The hypothetical capping stacks around which Dupree’s testimony was centered could have been lowered atop of the gushing underground well, he said, but BP did not have one with the exact specifications necessary to close the well at the time of the spill.

Dupree’s testimony, as well as that of witnesses on behalf of BP and current and former company managers involved with the oil spill response efforts, began the third day of the second phase of the company’s ongoing federal trial in New Orleans. The first phase of the trial dealt with assigning liability for the disaster, with this phase dealing with BP’s efforts to stop the spill. Court documents indicate that next week will focus on how to quantify the number of barrels of oil that spilled into the Gulf, a facet that will most likely influence any fine imposed on BP by U.S. District Judge Carl Barbier under federal environmental laws, attorneys speculate.

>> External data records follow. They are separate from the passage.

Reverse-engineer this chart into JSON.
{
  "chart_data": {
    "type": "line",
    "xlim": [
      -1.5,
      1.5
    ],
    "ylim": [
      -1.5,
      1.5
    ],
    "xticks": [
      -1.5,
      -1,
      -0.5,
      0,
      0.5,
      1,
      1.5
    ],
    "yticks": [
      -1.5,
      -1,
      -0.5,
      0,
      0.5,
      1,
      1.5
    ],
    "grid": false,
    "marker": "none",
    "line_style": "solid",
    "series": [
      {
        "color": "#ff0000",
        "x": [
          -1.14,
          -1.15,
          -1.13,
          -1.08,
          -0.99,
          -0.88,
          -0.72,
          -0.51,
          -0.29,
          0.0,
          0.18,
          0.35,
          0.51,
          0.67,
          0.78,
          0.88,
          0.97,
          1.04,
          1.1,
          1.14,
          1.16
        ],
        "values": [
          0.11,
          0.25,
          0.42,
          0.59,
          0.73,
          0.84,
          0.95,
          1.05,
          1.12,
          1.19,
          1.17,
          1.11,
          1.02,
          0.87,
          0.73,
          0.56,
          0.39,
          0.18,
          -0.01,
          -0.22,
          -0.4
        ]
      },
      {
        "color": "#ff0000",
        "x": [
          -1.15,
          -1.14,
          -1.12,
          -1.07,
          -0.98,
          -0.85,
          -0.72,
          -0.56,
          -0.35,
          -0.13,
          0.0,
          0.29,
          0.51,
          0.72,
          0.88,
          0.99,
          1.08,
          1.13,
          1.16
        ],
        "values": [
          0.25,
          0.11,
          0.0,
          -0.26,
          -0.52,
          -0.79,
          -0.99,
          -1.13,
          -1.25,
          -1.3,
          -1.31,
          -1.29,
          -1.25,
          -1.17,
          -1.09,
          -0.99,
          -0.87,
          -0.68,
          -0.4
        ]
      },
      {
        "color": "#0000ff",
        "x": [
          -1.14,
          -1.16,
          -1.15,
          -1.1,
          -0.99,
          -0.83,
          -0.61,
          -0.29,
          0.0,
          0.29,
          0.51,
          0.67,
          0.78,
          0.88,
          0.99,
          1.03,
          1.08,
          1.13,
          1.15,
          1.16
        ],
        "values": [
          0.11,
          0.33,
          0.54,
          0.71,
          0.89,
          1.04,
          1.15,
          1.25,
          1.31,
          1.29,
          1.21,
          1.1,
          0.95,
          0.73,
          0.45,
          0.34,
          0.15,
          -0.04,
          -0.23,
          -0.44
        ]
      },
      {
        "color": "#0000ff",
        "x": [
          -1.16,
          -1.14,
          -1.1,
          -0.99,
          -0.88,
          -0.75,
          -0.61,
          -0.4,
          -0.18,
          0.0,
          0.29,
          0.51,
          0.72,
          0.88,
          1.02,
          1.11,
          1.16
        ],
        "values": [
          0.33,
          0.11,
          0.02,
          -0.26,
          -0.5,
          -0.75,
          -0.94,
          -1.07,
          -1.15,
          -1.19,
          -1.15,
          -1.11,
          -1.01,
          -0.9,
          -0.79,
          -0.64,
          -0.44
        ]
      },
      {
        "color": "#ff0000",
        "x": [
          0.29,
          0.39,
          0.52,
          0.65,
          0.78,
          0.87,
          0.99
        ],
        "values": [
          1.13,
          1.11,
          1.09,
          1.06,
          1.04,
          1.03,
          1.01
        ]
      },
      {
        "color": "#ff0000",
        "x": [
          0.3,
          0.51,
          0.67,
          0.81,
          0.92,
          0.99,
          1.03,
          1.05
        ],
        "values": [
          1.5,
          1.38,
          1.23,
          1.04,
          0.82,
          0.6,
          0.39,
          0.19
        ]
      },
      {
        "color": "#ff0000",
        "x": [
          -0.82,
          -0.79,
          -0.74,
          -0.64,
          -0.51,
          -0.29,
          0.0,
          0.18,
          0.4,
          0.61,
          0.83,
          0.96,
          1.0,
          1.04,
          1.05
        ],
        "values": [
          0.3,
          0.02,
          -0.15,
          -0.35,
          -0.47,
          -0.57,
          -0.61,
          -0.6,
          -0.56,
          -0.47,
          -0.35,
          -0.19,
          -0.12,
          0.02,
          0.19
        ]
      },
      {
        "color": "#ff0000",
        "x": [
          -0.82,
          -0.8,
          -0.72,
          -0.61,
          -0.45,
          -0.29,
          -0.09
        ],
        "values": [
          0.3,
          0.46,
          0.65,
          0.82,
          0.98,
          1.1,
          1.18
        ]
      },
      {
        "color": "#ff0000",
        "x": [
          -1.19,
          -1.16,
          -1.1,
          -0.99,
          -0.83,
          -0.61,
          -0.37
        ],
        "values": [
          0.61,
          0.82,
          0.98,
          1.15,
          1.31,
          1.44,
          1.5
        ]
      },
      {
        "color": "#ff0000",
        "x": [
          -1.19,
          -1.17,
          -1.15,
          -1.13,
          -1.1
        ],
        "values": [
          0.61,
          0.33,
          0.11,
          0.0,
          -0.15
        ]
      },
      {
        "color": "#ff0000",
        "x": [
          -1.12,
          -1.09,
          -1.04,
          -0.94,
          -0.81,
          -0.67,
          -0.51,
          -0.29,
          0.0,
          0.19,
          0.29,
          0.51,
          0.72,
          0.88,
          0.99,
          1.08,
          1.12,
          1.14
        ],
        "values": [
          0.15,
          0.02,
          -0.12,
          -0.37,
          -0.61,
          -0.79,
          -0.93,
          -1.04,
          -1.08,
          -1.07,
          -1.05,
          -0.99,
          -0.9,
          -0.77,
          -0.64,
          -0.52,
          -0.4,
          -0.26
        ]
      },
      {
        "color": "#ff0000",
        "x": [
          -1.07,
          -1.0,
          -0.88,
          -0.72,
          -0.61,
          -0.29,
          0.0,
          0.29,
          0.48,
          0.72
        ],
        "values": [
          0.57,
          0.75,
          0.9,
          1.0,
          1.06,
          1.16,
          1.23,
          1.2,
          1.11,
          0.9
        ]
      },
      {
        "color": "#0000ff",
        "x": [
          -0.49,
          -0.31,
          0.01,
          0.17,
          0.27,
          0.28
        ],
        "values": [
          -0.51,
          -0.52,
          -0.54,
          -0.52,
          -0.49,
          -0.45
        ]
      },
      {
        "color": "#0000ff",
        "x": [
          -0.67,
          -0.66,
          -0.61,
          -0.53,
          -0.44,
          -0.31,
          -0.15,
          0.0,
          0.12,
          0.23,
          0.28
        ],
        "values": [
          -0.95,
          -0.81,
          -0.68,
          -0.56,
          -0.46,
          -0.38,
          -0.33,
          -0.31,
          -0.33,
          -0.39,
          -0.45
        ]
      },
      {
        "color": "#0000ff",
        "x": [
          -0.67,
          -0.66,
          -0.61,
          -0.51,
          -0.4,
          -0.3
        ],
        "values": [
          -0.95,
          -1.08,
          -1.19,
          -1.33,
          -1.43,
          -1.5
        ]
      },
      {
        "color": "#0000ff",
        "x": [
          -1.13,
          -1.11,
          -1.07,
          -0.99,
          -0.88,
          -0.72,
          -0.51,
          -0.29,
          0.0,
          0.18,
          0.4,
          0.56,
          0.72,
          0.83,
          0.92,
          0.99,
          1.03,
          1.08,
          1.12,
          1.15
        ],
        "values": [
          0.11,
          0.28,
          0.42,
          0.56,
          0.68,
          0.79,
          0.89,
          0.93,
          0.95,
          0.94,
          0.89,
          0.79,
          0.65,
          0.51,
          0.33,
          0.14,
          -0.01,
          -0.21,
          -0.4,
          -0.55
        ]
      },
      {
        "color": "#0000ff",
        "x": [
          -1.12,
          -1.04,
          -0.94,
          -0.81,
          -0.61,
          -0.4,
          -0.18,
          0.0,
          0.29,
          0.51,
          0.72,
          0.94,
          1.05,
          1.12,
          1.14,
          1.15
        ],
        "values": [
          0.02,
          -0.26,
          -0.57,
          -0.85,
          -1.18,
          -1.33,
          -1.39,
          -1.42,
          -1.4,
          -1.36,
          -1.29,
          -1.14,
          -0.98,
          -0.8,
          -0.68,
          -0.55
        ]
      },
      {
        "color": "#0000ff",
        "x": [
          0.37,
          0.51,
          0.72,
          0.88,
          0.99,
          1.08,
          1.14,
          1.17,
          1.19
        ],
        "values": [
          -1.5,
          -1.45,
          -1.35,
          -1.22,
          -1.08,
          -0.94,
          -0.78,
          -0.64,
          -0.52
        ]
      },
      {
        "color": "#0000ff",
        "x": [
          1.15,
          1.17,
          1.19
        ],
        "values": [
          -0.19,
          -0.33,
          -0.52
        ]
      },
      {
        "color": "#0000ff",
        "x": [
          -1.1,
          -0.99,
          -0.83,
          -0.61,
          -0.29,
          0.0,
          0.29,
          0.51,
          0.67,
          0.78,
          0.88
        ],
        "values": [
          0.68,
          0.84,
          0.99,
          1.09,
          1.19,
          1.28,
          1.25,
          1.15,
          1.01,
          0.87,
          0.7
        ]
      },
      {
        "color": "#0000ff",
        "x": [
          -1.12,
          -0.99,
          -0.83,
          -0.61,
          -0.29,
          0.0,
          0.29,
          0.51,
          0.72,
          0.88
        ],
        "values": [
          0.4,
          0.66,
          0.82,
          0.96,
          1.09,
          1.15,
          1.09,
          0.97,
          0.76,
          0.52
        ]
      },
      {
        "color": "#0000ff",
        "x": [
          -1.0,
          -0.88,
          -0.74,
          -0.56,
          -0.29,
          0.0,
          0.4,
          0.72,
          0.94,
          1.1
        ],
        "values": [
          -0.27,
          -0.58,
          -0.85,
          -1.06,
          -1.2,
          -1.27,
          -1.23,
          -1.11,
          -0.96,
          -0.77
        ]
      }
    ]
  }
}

Mark Mazzella, who worked on well control for BP, was questioned by Morgan & Morgan plaintiffs’ lawyer Frank Petosa on the attempts made by the company to halt the flow of oil from the uncapped well. One such attempt, known as “top kill,” involved pumping mud and debris into the well to clog up the leak, an exercise among many others, Mazzella admitted, that was worth trying even though it ultimately failed.

The theme of the questioning from plaintiffs’ lawyers, court documents show, continued to go back to why BP pursued “top kill” and other shaky flow-stopping methods even though the company allegedly had estimates of the unmanageable oil flow rates—as high as 10,000 to 15,000 barrels a day, according to court records—coming from the well.

Primarily, the number of unknown variables involved with trying to cap the well, the risk of losing more lives than the 11 who were killed when the oil rig initially exploded, and compromised equipment within the well all played a part in BP’s management of the crisis currently being disputed in court.